Пойдем немножко назад во времени, и из Штутгарта 1907 года заглянем в 1902 год — в мюнхенские воспоминания Надежды Константиновны Крупской. Верная соратница Ильича, как и сам Ильич, она очень уважала Плеханова; когда я в одной из своих работ («Фабрика Торнтон») поставила имя Плеханова рядом с Тахтаревым, Надежда Константиновна в письме поправила меня, указав, что Плеханов был одним из основоположников нашей партии, а Тахтарев — «революционер на час». Но вот что она вспоминает, когда они создавали «Искру»:
«Приезжали часто в „Искру“ рабочие, каждый, конечно, хотел повидать Плеханова. Попасть к Плеханову было гораздо труднее, чем к нам или Мартову, но даже если рабочий попадал к Плеханову, он уходил от него со смешанным чувством. Его поражали блестящий ум Плеханова, его знания, его остроумие, но как-то оказывалось, что, уходя от Плеханова, рабочий чувствовал лишь громадное расстояние (курсив мой. — М. Ш.) между собой и этим блестящим теоретиком, но о своем заветном, о том, о чем он хотел рассказать, с ним посоветоваться, он так и не смог поговорить. А если рабочий не соглашался с Плехановым, пробовал изложить свое мнение, — Плеханов начинал раздражаться: „Еще ваши папеньки и маменьки под столом ходили, когда я…“»[4]
Опять удивительно конкретный облик характера! Блеск остроумия, высокая образованность — все это отлично знал и видел в самом себе сам Плеханов. Он получал от своих больших качеств личное удовольствие, личное удовлетворение, как наслаждается талантливый актер, когда ему удается превосходно сыграть.
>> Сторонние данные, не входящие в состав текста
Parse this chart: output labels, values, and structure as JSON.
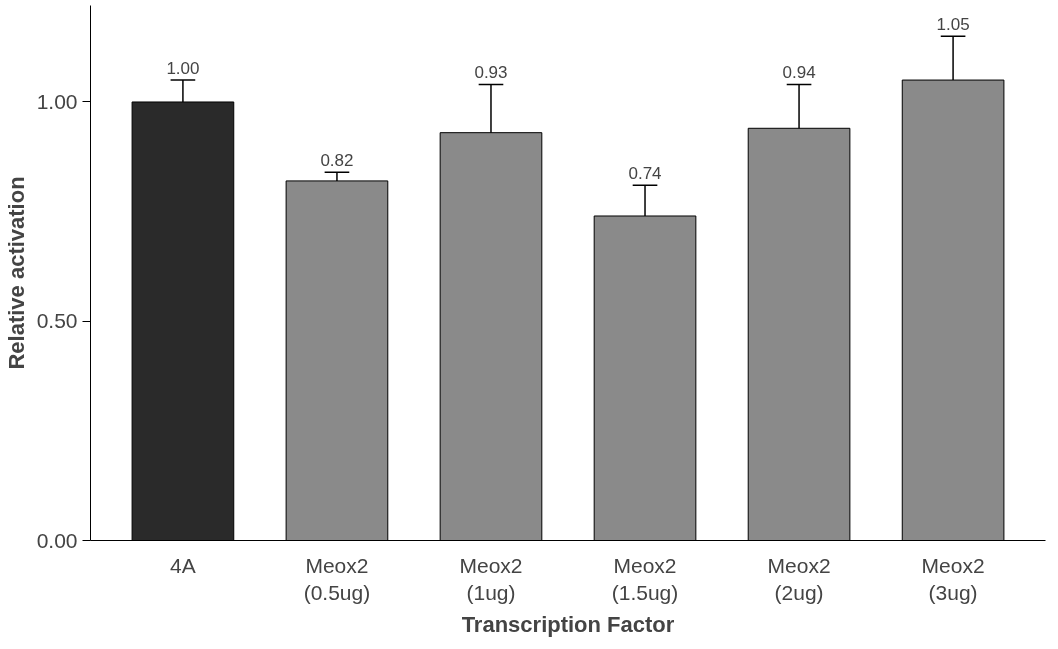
{
  "chart_data": {
    "type": "bar",
    "xlabel": "Transcription Factor",
    "ylabel": "Relative activation",
    "categories": [
      "4A",
      "Meox2\n(0.5ug)",
      "Meox2\n(1ug)",
      "Meox2\n(1.5ug)",
      "Meox2\n(2ug)",
      "Meox2\n(3ug)"
    ],
    "values": [
      1.0,
      0.82,
      0.93,
      0.74,
      0.94,
      1.05
    ],
    "errors": [
      0.05,
      0.02,
      0.11,
      0.07,
      0.1,
      0.1
    ],
    "colors": [
      "#2a2a2a",
      "#8a8a8a",
      "#8a8a8a",
      "#8a8a8a",
      "#8a8a8a",
      "#8a8a8a"
    ],
    "ylim": [
      0,
      1.22
    ],
    "yticks": [
      {
        "value": 0,
        "label": "0.00"
      },
      {
        "value": 0.5,
        "label": "0.50"
      },
      {
        "value": 1,
        "label": "1.00"
      }
    ],
    "value_labels": [
      "1.00",
      "0.82",
      "0.93",
      "0.74",
      "0.94",
      "1.05"
    ],
    "grid": false
  }
}
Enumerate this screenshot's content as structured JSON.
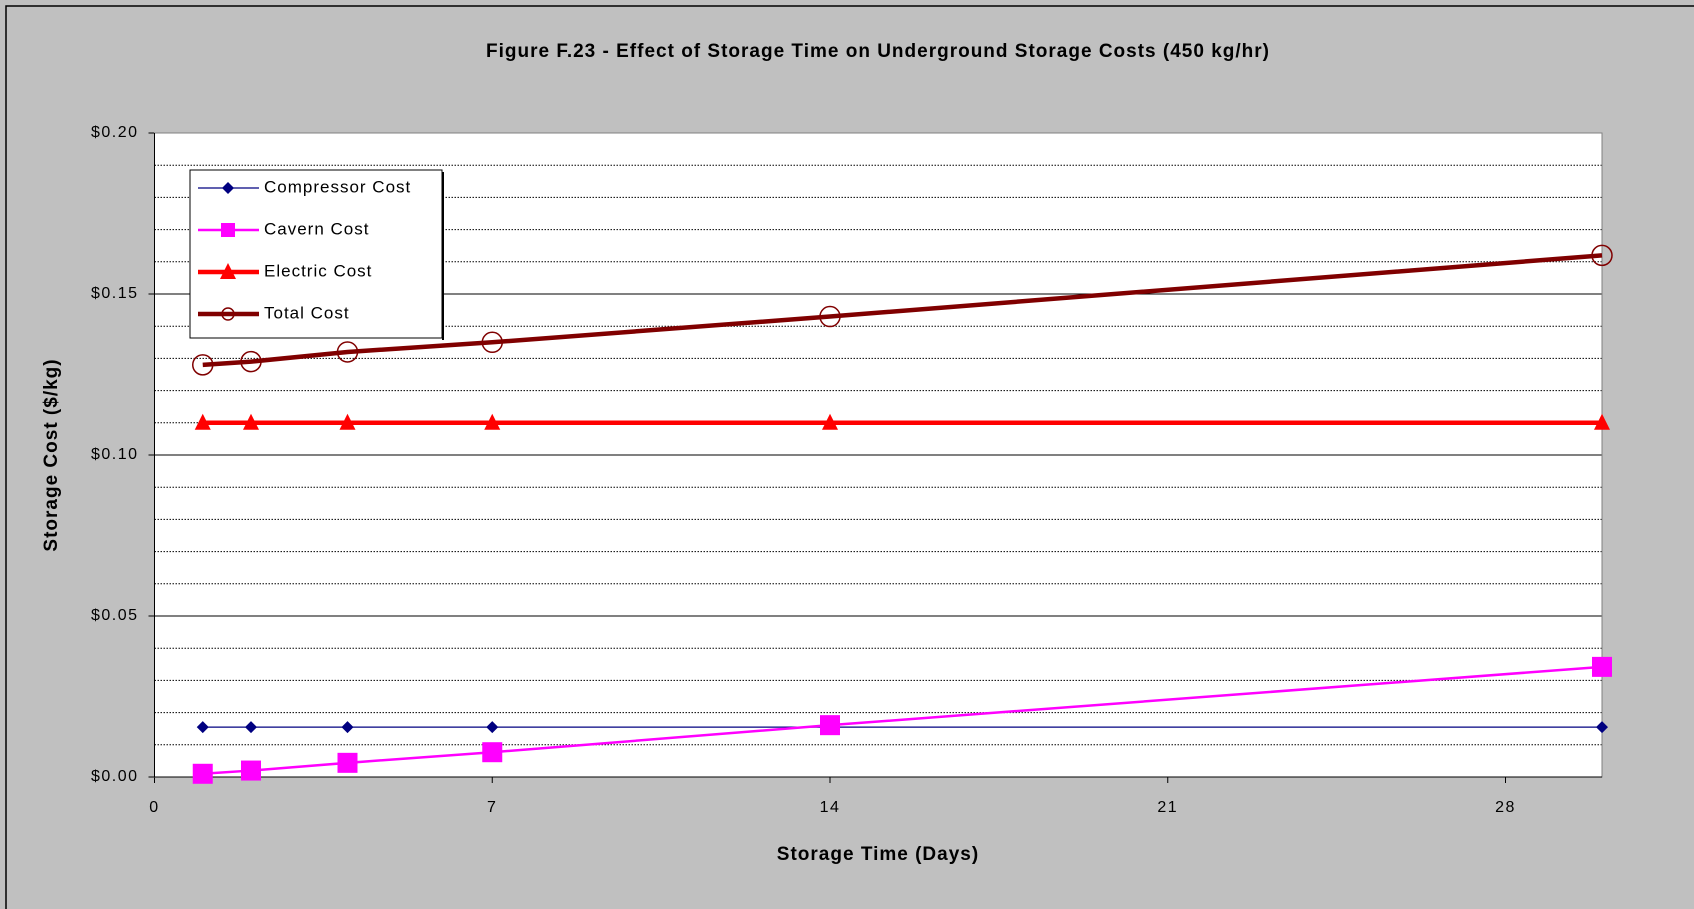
{
  "chart_data": {
    "type": "line",
    "title": "Figure F.23 - Effect of Storage Time on Underground Storage Costs (450 kg/hr)",
    "x_label": "Storage Time (Days)",
    "y_label": "Storage Cost ($/kg)",
    "x": [
      1,
      2,
      4,
      7,
      14,
      30
    ],
    "xlim": [
      0,
      30
    ],
    "xticks": [
      0,
      7,
      14,
      21,
      28
    ],
    "ylim": [
      0,
      0.2
    ],
    "yticks": [
      {
        "value": 0,
        "label": "$0.00"
      },
      {
        "value": 0.05,
        "label": "$0.05"
      },
      {
        "value": 0.1,
        "label": "$0.10"
      },
      {
        "value": 0.15,
        "label": "$0.15"
      },
      {
        "value": 0.2,
        "label": "$0.20"
      }
    ],
    "y_minor_ticks": [
      0.01,
      0.02,
      0.03,
      0.04,
      0.06,
      0.07,
      0.08,
      0.09,
      0.11,
      0.12,
      0.13,
      0.14,
      0.16,
      0.17,
      0.18,
      0.19
    ],
    "grid": true,
    "legend": "upper left",
    "series": [
      {
        "name": "Compressor Cost",
        "color": "#000080",
        "marker": "diamond",
        "values": [
          0.0155,
          0.0155,
          0.0155,
          0.0155,
          0.0155,
          0.0155
        ]
      },
      {
        "name": "Cavern Cost",
        "color": "#ff00ff",
        "marker": "square",
        "values": [
          0.001,
          0.002,
          0.0044,
          0.0077,
          0.0161,
          0.0342
        ]
      },
      {
        "name": "Electric Cost",
        "color": "#ff0000",
        "marker": "triangle",
        "values": [
          0.11,
          0.11,
          0.11,
          0.11,
          0.11,
          0.11
        ]
      },
      {
        "name": "Total Cost",
        "color": "#800000",
        "marker": "circle",
        "values": [
          0.128,
          0.129,
          0.132,
          0.135,
          0.143,
          0.162
        ]
      }
    ]
  }
}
В Цюрихе во время резкого спора с группой «Рабочего дела», приведшего к разрыву, спорщики волновались и переживали; дошло до того, что Мартов «даже галстук с себя сорвал». Но Плеханов «блистал остроумием». И Надежда Константиновна, вспоминая об этом, пишет, невольно дорисовывая данный ею раньше портрет: «Плеханов… был в отличном настроении, ибо противник, с которым ему приходилось так много бороться, был положен на обе лопатки. Плеханов был весел и разговорчив».[5] Если в характере Августа Бебеля было немецкое соблюдение традиционности, обнаженное даже до некоторой наивности, то в характере личного удовлетворения самим собой, в черте, которую русский язык определил как «сам себе цену знает», у Плеханова уже не наивная традиционность, а индивидуализм большого таланта, видящего прежде всего свое «как», а не чужое «что». И все же мы только приблизились к ответу, в чем «иное качество» Ленина как оратора, и опять надо пропутешествовать из книги в книгу, на этот раз к впечатлению одного шотландского коммуниста, чтоб докопаться наконец до точного определения.